La porte-parole du gouvernement, Maud Bregeon, a exprimé son fort désaccord avec Attal, annonçant qu’elle est “extrêmement défavorable” à la légalisation de la GPA. Lors d’un passage sur France 3, elle a affirmé : “C’est un point sur lequel, s’il est confirmé, je suis en total désaccord”.
Attal a rappelé qu'il est crucial d'aborder les questions bioéthiques, suggérant que la liberté de vote devrait s'appliquer au sein des partis, y compris chez Renaissance.

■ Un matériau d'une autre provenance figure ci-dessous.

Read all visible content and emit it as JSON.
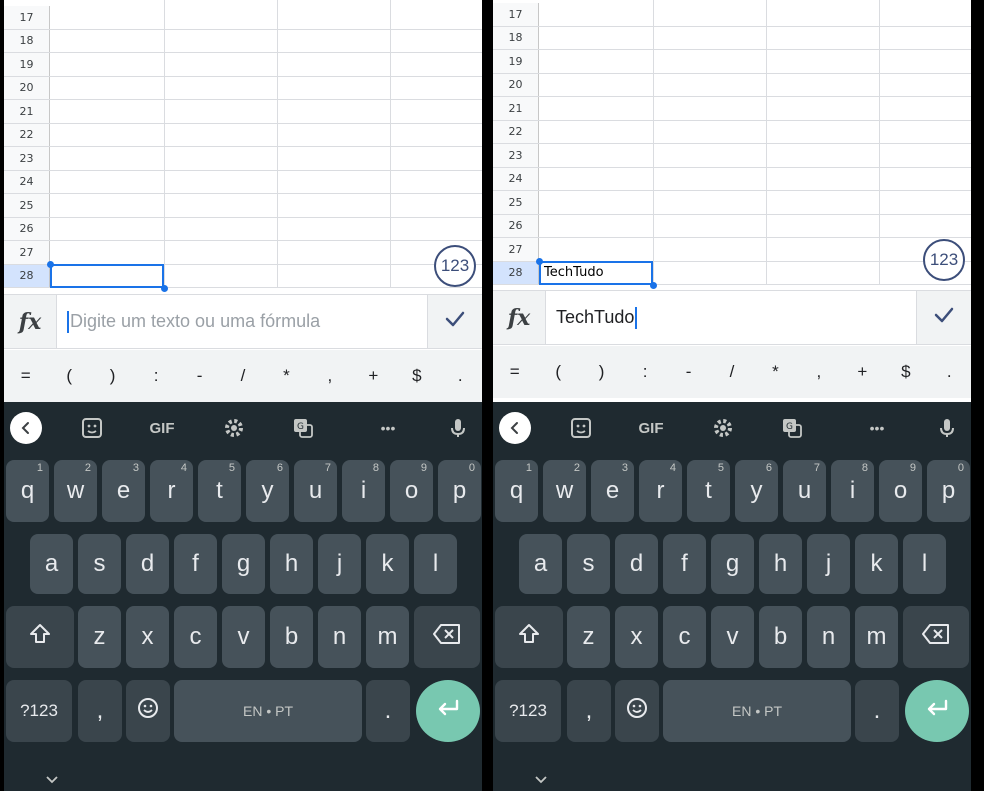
{
  "panels": [
    {
      "id": "left",
      "rows": [
        "17",
        "18",
        "19",
        "20",
        "21",
        "22",
        "23",
        "24",
        "25",
        "26",
        "27",
        "28"
      ],
      "active_row": "28",
      "cell_value": "",
      "fab_label": "123",
      "formula_placeholder": "Digite um texto ou uma fórmula",
      "formula_value": ""
    },
    {
      "id": "right",
      "rows": [
        "17",
        "18",
        "19",
        "20",
        "21",
        "22",
        "23",
        "24",
        "25",
        "26",
        "27",
        "28"
      ],
      "active_row": "28",
      "cell_value": "TechTudo",
      "fab_label": "123",
      "formula_placeholder": "",
      "formula_value": "TechTudo"
    }
  ],
  "formula_bar": {
    "fx_label": "fx",
    "confirm_icon": "checkmark-icon"
  },
  "symbols": [
    "=",
    "(",
    ")",
    ":",
    "-",
    "/",
    "*",
    ",",
    "+",
    "$",
    "."
  ],
  "keyboard": {
    "toolbar_icons": [
      "back-icon",
      "sticker-icon",
      "gif-icon",
      "settings-icon",
      "translate-icon",
      "more-icon",
      "mic-icon"
    ],
    "gif_label": "GIF",
    "more_label": "•••",
    "row1": [
      {
        "key": "q",
        "hint": "1"
      },
      {
        "key": "w",
        "hint": "2"
      },
      {
        "key": "e",
        "hint": "3"
      },
      {
        "key": "r",
        "hint": "4"
      },
      {
        "key": "t",
        "hint": "5"
      },
      {
        "key": "y",
        "hint": "6"
      },
      {
        "key": "u",
        "hint": "7"
      },
      {
        "key": "i",
        "hint": "8"
      },
      {
        "key": "o",
        "hint": "9"
      },
      {
        "key": "p",
        "hint": "0"
      }
    ],
    "row2": [
      "a",
      "s",
      "d",
      "f",
      "g",
      "h",
      "j",
      "k",
      "l"
    ],
    "row3": [
      "z",
      "x",
      "c",
      "v",
      "b",
      "n",
      "m"
    ],
    "symbols_key": "?123",
    "comma_key": ",",
    "space_label": "EN • PT",
    "period_key": ".",
    "accent_color": "#78c8b0",
    "background_color": "#1f2a30"
  }
}
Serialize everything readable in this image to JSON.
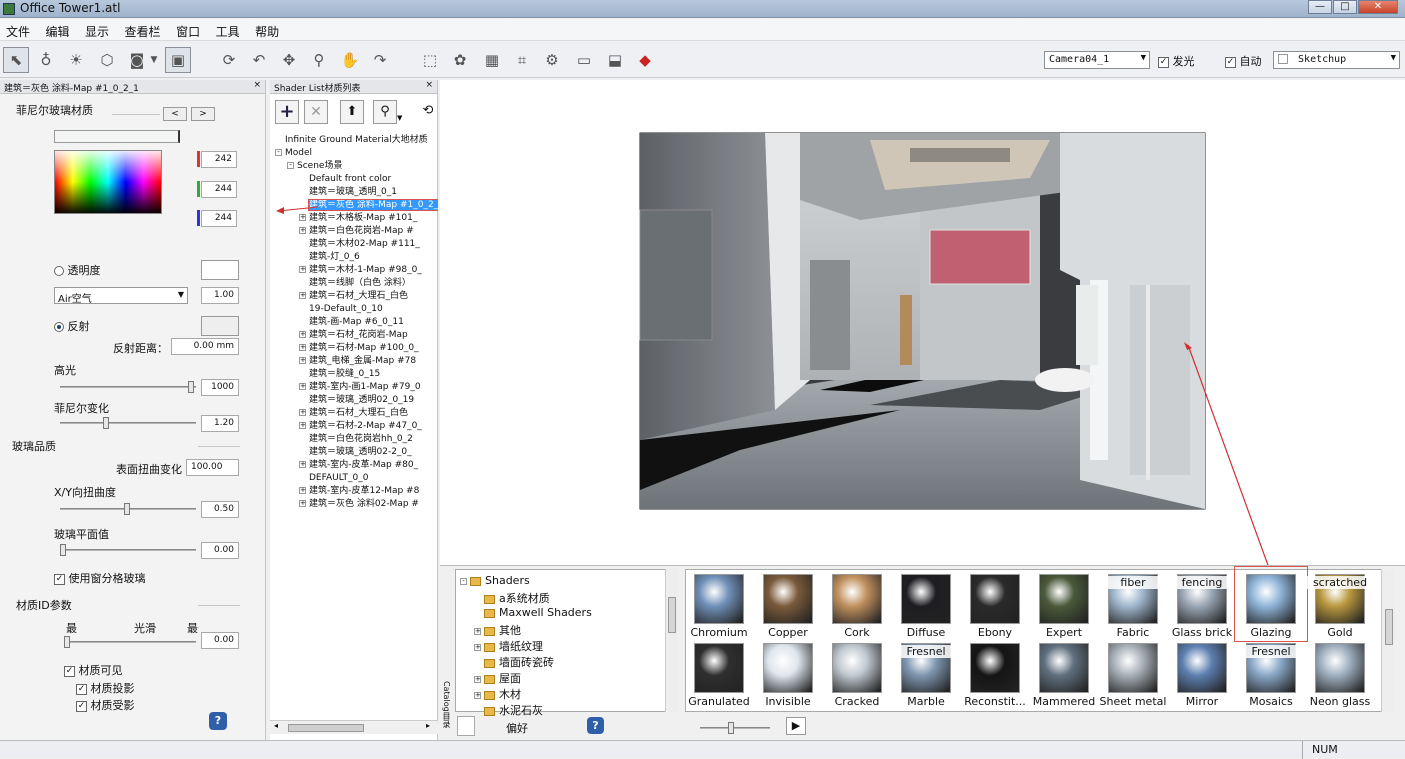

Maud Bregeon, quant à elle, dénonce une mesure qui, selon elle, irait à l'encontre du féminisme actuel. “Je ne comprends pas comment on peut envisager de mettre à disposition le ventre des femmes, que ce soit à titre rémunéré ou non”, a-t-elle déclaré, insistant sur l’aspect très personnel de la maternité et de la parentalité.
Malgré les arguments des partisans d'une GPA éthique, le fossé semble se creuser. “Je ne sais pas ce que signifie éthique”, a-t-elle ajouté, remettant en question les bases mêmes du discours sur la GPA.
Un appel à l'unité au sein de la droite
Maud Bregeon, qui a un passé au sein de la droite avant de rejoindre Emmanuel Macron en 2016, a récemment évoqué l’importance d’unir la “grande famille élargie de la droite et du centre”. Elle a ainsi plaidé pour un projet et un candidat uniques, englobant des figures telles qu'Édouard Philippe et Gérald Darmanin.
En attendant, elle n’a pas encore pris de décision quant à sa participation au premier meeting de Gabriel Attal, prévu à Paris. Elle a indiqué son souhait de ne pas se positionner trop vite au sein d'une écurie politique.
Avec cette situation, le débat sur la GPA s'annonce comme un enjeu clé, révélant des fractures au sein même des mouvements qui aspirent à représenter une France moderne et inclusive.